| # | Question | Answer (Cover this column) | | --- | --- | --- | | 1 | Host: 192.168.1.35/27. What is the subnet? | 192.168.1.32/27 (Block 32) | | 2 | Host: 10.10.10.10/13. What is the broadcast? | 10.15.255.255 | | 3 | Subnet 172.16.0.0/16 into /20s. List the first 3 networks. | 172.16.0.0, 172.16.16.0, 172.16.32.0 | | 4 | How many hosts in a /30? | 2 (4 total addresses - 2 reserved) | | 5 | You need 6 subnets from 192.168.1.0/24. What mask? | /27 (255.255.255.224) gives 8 subnets. | Since many free PDFs are poorly formatted, take control:
You don't learn subnetting by watching.
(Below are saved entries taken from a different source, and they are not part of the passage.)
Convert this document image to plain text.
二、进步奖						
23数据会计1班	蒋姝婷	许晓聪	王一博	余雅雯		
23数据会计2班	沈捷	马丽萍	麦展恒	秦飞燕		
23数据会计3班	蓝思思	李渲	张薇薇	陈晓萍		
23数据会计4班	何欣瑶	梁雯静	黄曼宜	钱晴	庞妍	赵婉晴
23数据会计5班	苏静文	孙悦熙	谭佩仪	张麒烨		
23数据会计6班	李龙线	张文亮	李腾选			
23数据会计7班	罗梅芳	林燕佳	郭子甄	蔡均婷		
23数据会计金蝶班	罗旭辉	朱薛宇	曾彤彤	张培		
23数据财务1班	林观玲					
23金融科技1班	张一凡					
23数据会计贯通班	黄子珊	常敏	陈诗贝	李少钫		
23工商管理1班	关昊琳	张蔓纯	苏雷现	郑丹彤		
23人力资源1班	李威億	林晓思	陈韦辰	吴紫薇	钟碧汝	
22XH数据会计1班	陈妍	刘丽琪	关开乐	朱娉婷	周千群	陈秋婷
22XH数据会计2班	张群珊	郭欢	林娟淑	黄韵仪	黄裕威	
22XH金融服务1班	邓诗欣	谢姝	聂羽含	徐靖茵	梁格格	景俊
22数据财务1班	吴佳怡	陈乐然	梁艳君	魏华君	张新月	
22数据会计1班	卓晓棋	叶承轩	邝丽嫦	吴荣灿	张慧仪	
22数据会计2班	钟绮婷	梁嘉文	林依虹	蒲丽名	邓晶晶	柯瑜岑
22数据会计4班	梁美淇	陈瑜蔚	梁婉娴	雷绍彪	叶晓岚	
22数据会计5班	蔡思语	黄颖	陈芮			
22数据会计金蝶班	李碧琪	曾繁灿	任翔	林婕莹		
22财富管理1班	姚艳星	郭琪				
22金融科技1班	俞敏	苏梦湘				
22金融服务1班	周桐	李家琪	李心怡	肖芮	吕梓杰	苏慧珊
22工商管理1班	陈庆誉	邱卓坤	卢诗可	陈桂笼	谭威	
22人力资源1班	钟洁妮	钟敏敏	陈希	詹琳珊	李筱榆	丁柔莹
You learn by grinding through the tedious process of finding the interesting octet, calculating the magic number, and double-checking your binary. ip subnetting exercises and solutions pdf better
The most common complaint from students is not a lack of understanding—it is a lack of . | # | Question | Answer (Cover this
Go to Cisco’s documentation or RFC 1878. Copy the "Classless Inter-Domain Routing (CIDR) table." Paste it into a Word doc. What is the broadcast
If you are studying for the CCNA, Network+, or any IT certification involving TCP/IP, you have likely hit "the wall." You understand what a subnet mask does theoretically. You know the difference between a Class C and a Class A address. But when the exam timer starts ticking, you freeze.